Sen. Josh Hawley tweeted that “At a minimum, Garland must resign or be impeached. The search warrant must be published. [FBI Director] Christoper Wray must be removed. And the FBI reformed top to bottom.”
Trump is free to publish the warrant anytime he wishes. But Hawley presumably learned that at Yale Law School.
Rep. Marjorie Taylor Greene chants, “Defund the FBI.”
Newt Gingrich suggests that the feds might have planted evidence at Mar-a-Lago.
The party that backed the blue and disdained the defund-the-police crowd now flips. Gingrich is channeling Johnnie Cochran. Trump may be an ignoramus and a clod, but he has the capacity to turn people inside out.
Rep. Kevin McCarthy, the likely next speaker of the House, tweeted a threat to the attorney general:
https://twitter.com/GOPLeader/status/1556807790433271809?s=20&t=r6zLG8LX3-xmtsCciBvmEA
Now, as a substantive matter, McCarthy’s tweet is meaningless. The House of Representatives, along with the Senate, already exercises oversight authority over the Justice Department. The Judiciary Committee asks the attorney general to testify regularly. That’s how the system works. And if McCarthy is truly concerned about “following the facts,” Merrick Garland has nothing to fear. But the importance of the tweet is not its substance but its tone—the call for vengeance. McCarthy displays zero interest in whether Trump actually committed a crime. The clear message is “You’ve gone after our leader so we’re coming for you.” The merits of Garland’s actions are irrelevant. The facts are irrelevant. It’s war.

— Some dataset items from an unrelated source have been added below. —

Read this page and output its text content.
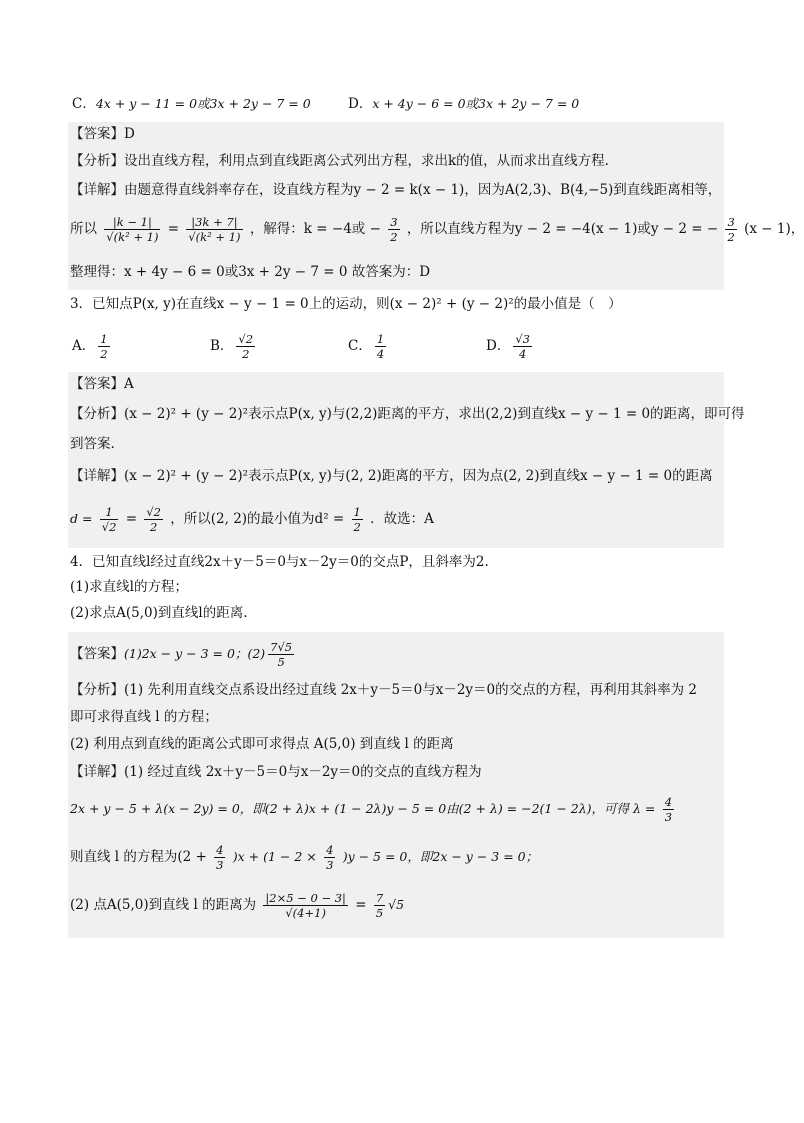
C．4x + y − 11 = 0或3x + 2y − 7 = 0	D．x + 4y − 6 = 0或3x + 2y − 7 = 0
【答案】D
【分析】设出直线方程，利用点到直线距离公式列出方程，求出k的值，从而求出直线方程.
【详解】由题意得直线斜率存在，设直线方程为y − 2 = k(x − 1)，因为A(2,3)、B(4,−5)到直线距离相等，
所以 $\frac{|k - 1|}{\text{√(k² + 1)}} = \frac{|3k + 7|}{\text{√(k² + 1)}}$ ，解得：k = −4或 − $\frac{3}{2}$ ，所以直线方程为y − 2 = −4(x − 1)或y − 2 = − $\frac{3}{2} (x - 1)$，
整理得：x + 4y − 6 = 0或3x + 2y − 7 = 0 故答案为：D
3．已知点P(x, y)在直线x − y − 1 = 0上的运动，则(x − 2)² + (y − 2)²的最小值是（　）
A． $\frac{1}{2}$	B． $\frac{√2}{2}$	C． $\frac{1}{4}$	D． $\frac{√3}{4}$
【答案】A
【分析】(x − 2)² + (y − 2)²表示点P(x, y)与(2,2)距离的平方，求出(2,2)到直线x − y − 1 = 0的距离，即可得
到答案.
【详解】(x − 2)² + (y − 2)²表示点P(x, y)与(2, 2)距离的平方，因为点(2, 2)到直线x − y − 1 = 0的距离
$d = \frac{1}{√2} = \frac{√2}{2}$ ，所以(2, 2)的最小值为$d^2 = \frac{1}{2}$ ．故选：A
4．已知直线l经过直线2x＋y－5＝0与x－2y＝0的交点P，且斜率为2.
(1)求直线l的方程；
(2)求点A(5,0)到直线l的距离.
【答案】(1)2x − y − 3 = 0；$(2) \frac{7√5}{5}$
【分析】(1) 先利用直线交点系设出经过直线 2x＋y－5＝0与x－2y＝0的交点的方程，再利用其斜率为 2
即可求得直线 l 的方程；
(2) 利用点到直线的距离公式即可求得点 A(5,0) 到直线 l 的距离
【详解】(1) 经过直线 2x＋y－5＝0与x－2y＝0的交点的直线方程为
2x + y − 5 + λ(x − 2y) = 0，即(2 + λ)x + (1 − 2λ)y − 5 = 0由(2 + λ) = −2(1 − 2λ)，可得 $\lambda = \frac{4}{3}$
则直线 l 的方程为$(2 + \frac{4}{3} )x + (1 - 2 \times \frac{4}{3} )y - 5 = 0$，即2x − y − 3 = 0；
(2) 点A(5,0)到直线 l 的距离为 $\frac{|2\times 5 - 0 - 3|}{√(4+1)} = \frac{7}{5} √5$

For some in the wooly precincts of the MAGA right, the call to arms was literal. As Vice reported, some Trumpists were explicit: “‘Civil War 2.0 just kicked off,’ one user wrote on Twitter, with another adding, ‘One step closer to a kinetic civil war.’ Others said they were ready to take part: ‘I already bought my ammo.’” Steve Bannon, who was pardoned for bilking Trump supporters who thought they were building a wall, declared that “This is war” and called the FBI the “Gestapo.”
Trump is a sick soul who cannot imagine a world in which people act on principle or think about the welfare of others. While in power, Trump wanted to use the FBI to punish his political opponents (“Lock her up”) and reward his friends (“Go easy on Michael Flynn”). He projects his own corrupt motives onto others and assumes that the FBI investigation is nothing but a Democratic power grab. It would be pathetic if he had not dragged an entire political party into the fever swamps with him.
This experiment in self-government requires a minimum amount of social trust to succeed. With every tweet that spreads cynicism and lies, with every call to arms that welcomes civil conflict, Trumpist Republicans are poisoning the nation they so ostentatiously claim to love.